Cu(In_0.7Ga_0.3)Se₂ Thin Film Solar Cell Prepared By Dry Method

After almost 30 years development, copper indium gallium selenium Cu(In0.7,Ga0.3)Se2, is one of the relatively cheap solar cell materials. Its large conversion efficiency (21.5%) and stable operating behavior have raised extensive interests in international photovoltaic industry. However, the industrialization of this solar cell is still not realized. The main difficulties are as follows:first, relatively mature preparation methods of CIGS thin films use wet and dry complicated procedures and cannot gurantee the uniformity of samples with larger areas. Second, critical equipments and controlling procedures are required to achieve large scale production of cells with larger areas (300mm×300mm) rather than those small samples prepaired in laboratories. In addition, Cd pollution is now a problem of mainstream technology. In this work, CIGS thin film solar cells are mainly preparated by sputtering. In principle, epidemics associated with wet processing, relatively complex procedure, polution and interface defects can be elimited.In this paper, CIGS thin film solar cells were prepared on glass substrates by magnetron sputtering. The effects of deposition parameters on the structural, electrical, and optical properties of all the layers consisting of CIGS thin film solar cells were investigated systematically by scanning electron microscopy (SEM), x-ray diffractometry (XRD), four point probe and PV Testing System, respectively.
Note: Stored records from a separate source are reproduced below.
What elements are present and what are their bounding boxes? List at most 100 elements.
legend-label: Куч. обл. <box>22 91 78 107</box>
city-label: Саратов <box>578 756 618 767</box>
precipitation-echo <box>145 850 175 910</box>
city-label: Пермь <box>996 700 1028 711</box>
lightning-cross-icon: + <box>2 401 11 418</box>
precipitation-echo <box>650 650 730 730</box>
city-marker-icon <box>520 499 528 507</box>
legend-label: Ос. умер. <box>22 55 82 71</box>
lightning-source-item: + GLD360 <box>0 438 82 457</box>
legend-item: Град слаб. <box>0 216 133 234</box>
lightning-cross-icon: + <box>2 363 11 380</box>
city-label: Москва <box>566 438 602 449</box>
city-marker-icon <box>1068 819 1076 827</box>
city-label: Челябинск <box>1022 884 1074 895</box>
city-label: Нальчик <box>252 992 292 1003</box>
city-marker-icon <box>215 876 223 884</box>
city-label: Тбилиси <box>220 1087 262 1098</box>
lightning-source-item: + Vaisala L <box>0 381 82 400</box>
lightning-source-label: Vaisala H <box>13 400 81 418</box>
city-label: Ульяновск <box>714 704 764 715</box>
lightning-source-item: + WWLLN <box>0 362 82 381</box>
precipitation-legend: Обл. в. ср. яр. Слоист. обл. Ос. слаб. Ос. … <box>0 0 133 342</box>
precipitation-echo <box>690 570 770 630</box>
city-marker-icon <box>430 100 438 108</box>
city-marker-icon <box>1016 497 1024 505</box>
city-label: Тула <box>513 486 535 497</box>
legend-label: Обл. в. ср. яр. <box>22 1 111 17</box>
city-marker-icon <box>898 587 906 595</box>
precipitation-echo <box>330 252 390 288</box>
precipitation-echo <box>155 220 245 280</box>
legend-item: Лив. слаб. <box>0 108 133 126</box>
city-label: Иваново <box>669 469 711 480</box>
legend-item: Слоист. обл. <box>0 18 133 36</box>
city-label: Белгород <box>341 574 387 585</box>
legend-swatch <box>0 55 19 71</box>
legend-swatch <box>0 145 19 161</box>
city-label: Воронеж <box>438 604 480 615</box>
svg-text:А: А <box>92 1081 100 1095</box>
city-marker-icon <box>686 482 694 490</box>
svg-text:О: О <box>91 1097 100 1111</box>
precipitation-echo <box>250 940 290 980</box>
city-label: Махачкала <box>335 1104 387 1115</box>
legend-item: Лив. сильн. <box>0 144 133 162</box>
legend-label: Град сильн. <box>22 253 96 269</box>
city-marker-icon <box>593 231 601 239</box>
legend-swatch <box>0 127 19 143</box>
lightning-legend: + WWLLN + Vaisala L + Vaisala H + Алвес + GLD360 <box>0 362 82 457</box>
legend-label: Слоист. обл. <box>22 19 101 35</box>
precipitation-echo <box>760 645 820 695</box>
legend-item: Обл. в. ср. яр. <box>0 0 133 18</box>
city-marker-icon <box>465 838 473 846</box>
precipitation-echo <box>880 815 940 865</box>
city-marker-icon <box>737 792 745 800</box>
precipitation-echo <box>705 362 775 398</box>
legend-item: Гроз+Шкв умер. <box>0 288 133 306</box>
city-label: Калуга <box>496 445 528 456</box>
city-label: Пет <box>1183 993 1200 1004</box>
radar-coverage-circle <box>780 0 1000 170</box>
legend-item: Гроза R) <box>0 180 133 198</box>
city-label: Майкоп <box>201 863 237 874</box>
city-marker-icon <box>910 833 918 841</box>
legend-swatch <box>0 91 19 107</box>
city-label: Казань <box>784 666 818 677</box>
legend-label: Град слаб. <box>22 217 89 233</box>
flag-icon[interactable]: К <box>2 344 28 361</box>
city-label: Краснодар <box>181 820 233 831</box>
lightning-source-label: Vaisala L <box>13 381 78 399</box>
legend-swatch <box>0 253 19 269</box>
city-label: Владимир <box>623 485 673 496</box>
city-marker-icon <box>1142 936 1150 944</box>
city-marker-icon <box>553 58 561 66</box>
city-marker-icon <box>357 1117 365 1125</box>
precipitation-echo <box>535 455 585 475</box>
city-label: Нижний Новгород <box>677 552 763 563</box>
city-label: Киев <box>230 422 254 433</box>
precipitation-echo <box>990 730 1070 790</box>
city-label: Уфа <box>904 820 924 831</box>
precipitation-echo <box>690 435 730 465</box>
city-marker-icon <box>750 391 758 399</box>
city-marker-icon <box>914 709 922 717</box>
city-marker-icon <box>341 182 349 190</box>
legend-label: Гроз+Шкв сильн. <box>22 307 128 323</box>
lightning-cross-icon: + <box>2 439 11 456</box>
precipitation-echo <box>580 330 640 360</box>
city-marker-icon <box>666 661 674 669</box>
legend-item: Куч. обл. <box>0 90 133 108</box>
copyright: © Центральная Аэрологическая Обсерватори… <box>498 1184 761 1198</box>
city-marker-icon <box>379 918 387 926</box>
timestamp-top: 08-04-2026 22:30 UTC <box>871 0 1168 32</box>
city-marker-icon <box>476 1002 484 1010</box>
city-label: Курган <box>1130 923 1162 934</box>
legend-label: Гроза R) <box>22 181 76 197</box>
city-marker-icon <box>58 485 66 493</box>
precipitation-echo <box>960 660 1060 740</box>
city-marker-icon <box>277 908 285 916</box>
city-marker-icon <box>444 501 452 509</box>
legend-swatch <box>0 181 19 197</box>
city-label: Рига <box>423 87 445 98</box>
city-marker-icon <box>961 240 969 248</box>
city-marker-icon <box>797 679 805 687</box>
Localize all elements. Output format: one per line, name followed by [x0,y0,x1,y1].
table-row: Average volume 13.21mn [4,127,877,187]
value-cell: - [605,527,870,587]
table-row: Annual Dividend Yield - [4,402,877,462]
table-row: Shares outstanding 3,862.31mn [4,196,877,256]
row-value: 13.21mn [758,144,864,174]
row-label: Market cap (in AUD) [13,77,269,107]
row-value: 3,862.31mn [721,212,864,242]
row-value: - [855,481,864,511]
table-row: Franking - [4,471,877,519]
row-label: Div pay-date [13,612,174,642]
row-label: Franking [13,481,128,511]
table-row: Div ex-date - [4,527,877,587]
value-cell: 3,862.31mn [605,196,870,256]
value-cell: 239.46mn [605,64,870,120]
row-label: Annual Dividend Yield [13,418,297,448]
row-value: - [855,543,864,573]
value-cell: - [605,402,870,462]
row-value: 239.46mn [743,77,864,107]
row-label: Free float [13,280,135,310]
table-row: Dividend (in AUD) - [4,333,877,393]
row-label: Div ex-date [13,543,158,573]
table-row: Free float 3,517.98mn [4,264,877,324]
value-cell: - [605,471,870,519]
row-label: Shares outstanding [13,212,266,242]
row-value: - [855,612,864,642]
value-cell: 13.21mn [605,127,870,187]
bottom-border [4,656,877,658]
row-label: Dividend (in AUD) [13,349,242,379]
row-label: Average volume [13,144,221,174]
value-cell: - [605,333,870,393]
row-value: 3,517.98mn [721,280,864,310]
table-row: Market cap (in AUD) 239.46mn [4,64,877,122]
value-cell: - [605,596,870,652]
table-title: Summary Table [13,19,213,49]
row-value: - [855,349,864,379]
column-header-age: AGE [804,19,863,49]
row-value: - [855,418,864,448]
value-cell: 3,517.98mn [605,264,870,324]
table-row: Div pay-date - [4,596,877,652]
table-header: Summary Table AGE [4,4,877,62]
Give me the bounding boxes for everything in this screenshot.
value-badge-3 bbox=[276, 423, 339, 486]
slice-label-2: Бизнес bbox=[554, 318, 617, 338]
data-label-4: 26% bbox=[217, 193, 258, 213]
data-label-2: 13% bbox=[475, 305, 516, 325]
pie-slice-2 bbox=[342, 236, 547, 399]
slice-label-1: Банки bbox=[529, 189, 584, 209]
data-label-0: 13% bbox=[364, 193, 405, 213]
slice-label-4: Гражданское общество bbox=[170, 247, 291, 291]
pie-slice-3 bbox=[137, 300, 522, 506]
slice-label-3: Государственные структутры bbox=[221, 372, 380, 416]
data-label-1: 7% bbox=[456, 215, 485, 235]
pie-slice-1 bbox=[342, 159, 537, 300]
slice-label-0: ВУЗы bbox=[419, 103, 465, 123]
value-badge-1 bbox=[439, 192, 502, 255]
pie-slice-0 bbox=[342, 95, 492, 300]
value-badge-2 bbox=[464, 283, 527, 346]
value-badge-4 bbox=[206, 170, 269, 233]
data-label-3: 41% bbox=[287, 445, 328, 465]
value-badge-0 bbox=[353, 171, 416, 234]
The results indicate that:(1) In preparation of Mo film of CIGS back electrodes by DC magnetron sputtering, good surface morphology and high conductivity have been achieved by adapting a low Ar pressure of 0.2Pa and a high depositing power of 148W.(2) The best sputtering condition for ZnS buffer layer of CIGS cell preparated by RF sputtering method is Ar pressure 0.4Pa and sputtering power of 200W.(3) The transparent conductive ZAO for the CIGS cell was preparated by RF-Sputtering (ZnO)0.98 (Al2O3)0.02 target. Growth of C-axis prefered crystal structure with good photoelectric properties has been achieved by using an Ar pressure of 0.2Pa and a sputtering power of 255W followed by annealing at 350oC.(4) Battery back electrode, absorbing layer, the window layer consisting of a buffer layer and a transparent electrode of CIGS were preparated layer by layer by using magnetron sputtering technology. Preliminary study on the I-V characteristics and spectral response of the device has been also carried out.